Ed infine la resistenza, quell’io sacrificato che tanto trova spazio sulla scena ma che nel quotidiano è compromesso e subordinato al collettivo. Quella resistenza, inoltre, agli eventi esterni o interni che con ciclicità richiedono conferma e riaffermazione della scelta».

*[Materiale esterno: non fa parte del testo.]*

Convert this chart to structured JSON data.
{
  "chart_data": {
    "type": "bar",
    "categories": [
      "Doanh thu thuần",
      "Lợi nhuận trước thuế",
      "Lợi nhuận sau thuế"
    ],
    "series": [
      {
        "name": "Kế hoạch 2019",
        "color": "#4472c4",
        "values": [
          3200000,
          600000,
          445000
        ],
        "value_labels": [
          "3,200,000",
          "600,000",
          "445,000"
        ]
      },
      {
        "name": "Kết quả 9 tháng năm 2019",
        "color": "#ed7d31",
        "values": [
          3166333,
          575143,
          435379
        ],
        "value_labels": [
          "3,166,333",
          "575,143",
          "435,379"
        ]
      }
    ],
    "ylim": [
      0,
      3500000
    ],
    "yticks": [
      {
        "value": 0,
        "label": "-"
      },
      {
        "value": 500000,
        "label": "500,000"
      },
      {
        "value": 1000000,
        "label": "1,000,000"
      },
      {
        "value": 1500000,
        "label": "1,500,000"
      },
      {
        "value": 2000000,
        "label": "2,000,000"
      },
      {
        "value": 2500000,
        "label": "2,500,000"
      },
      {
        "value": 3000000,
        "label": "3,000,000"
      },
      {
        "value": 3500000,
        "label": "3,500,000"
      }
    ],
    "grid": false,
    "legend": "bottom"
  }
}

La compagnia Circo Zoé si è formata attraverso una rete di conoscenze ed amicizie legate dalla passione per lo spettacolo ed in particolare per il circo. I primi incontri sono avvenuti nell’ambito del sociale e del teatro di strada proprio a Bergamo; i contatti si sono poi allargati a Torino, alla Scuola di Cirko Vertigo, e in seguito all’Académie Fratellini a Parigi. Nel 2012 ha debuttato con il suo primo spettacolo Zoé al Teatro Astra di Torino. Da lì una tournée internazionale che li ha portati al Festival Karacena in Marocco, Mirabilia, Cirque Electrique a Parigi, Arènes di Nanterre, Mois Molières di Versailles. Circo Zoé non è solo una compagnia, ma anche una forte volontà introspettiva che si traduce quasi in un manifesto programmatico della vita e dell’arte: «Il nome della compagnia è composta da due parole, Circo e Zoé (“vita”). Circo perché per noi è importante sottolineare l’importanza del circo come arte e come storia: il circo racchiude un universo che oltrepassa il momento dello spettacolo, racchiude una scelta di vita, una scelta di fare spettacolo e di espressione artistica che comprende molti aspetti della vita, una vera condivisione artistica e umana”. Col termine “vita” s’intende non tanto la “bios”, quanto il concetto del filosofo Agamben “vita nuda”, una scelta che Circo Zoé sente come propria poiché affine all’arte popolare circense, percepita a torto come secondaria rispetto alle arti classiche. Circo Zoé nasce pertanto dalla scelta di imboccare una direzione artistica e di vita sì incerta, ma resa forte dall’unione virtuosa del collettivo che punta a difendere un’arte, quella del circo di strada, che in Italia non ha ancora trovato il suo riconoscimento».